隔了三百年的光阴,我们仍旧能读到他古道热肠与知心知肺的情谊,这种体恤,在热乎乎的一大碗炒米茶中,最令我们感佩。其中蕴含的是深切的人性关怀与悲悯情怀,从肠胃到四肢,再到喝得满头大汗,无不是一种全方位的心理和身体上的解脱。
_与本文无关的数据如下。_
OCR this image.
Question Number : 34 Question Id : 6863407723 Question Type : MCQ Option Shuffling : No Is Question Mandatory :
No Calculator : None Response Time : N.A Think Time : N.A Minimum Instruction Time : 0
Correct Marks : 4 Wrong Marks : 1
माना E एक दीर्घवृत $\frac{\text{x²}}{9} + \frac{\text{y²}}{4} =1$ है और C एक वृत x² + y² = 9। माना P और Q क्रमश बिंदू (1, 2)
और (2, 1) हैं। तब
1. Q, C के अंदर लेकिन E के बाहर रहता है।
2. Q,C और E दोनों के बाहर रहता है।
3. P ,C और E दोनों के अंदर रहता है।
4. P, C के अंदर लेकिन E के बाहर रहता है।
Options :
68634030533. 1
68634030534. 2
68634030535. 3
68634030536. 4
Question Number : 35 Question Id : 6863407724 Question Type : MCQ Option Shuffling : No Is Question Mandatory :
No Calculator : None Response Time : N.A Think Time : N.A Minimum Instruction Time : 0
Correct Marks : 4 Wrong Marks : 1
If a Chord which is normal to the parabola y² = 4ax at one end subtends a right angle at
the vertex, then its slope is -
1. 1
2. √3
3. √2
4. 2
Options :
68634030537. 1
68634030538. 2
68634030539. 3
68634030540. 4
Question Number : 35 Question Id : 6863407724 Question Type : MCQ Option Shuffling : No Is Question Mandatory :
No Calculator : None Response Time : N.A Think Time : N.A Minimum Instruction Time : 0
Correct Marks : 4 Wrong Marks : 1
前些时候,当我观看拍摄专题片《板桥家书》的时候,却发现错误地将炒米误作爆米花。我再三解释,但工作人员找不到古代是否有爆米机。但这并不影响我对那场景记忆中的美好。我还记得小时候吃到的那种焦黄色的炒米,它不仅香味浓郁,而且脆而好嚼,一旦入口,就像是世间万物皆融于一团火焰一般,那份快乐至今难忘。
最美妙的是,将溏心蛋卧于汤中,即在开水里打鸡蛋,然后出锅,以刚熟未凝固状态立即舀半碗汤撒红糖,又甜又香。而溏心蛋轻咬流淌,如海上日出一般,它既让我舍不得吃完,又让我慢慢品尝最后留下的甜津津的炖饭汤,还要回味它一次二次——想起来心里还是美好的。能在炖饭汤中享用两颗溏心蛋实属奢侈——只有贵宾或家庭惯常宠爱的人才能享受到这样的待遇。
对于躲避寒风的人来说,即使捧上一碗简单的炖饭,也已足以令人感激。如果再加上两颗溏心蛋,那就是世间最幸福的事。此等暖意让我们铭记终生。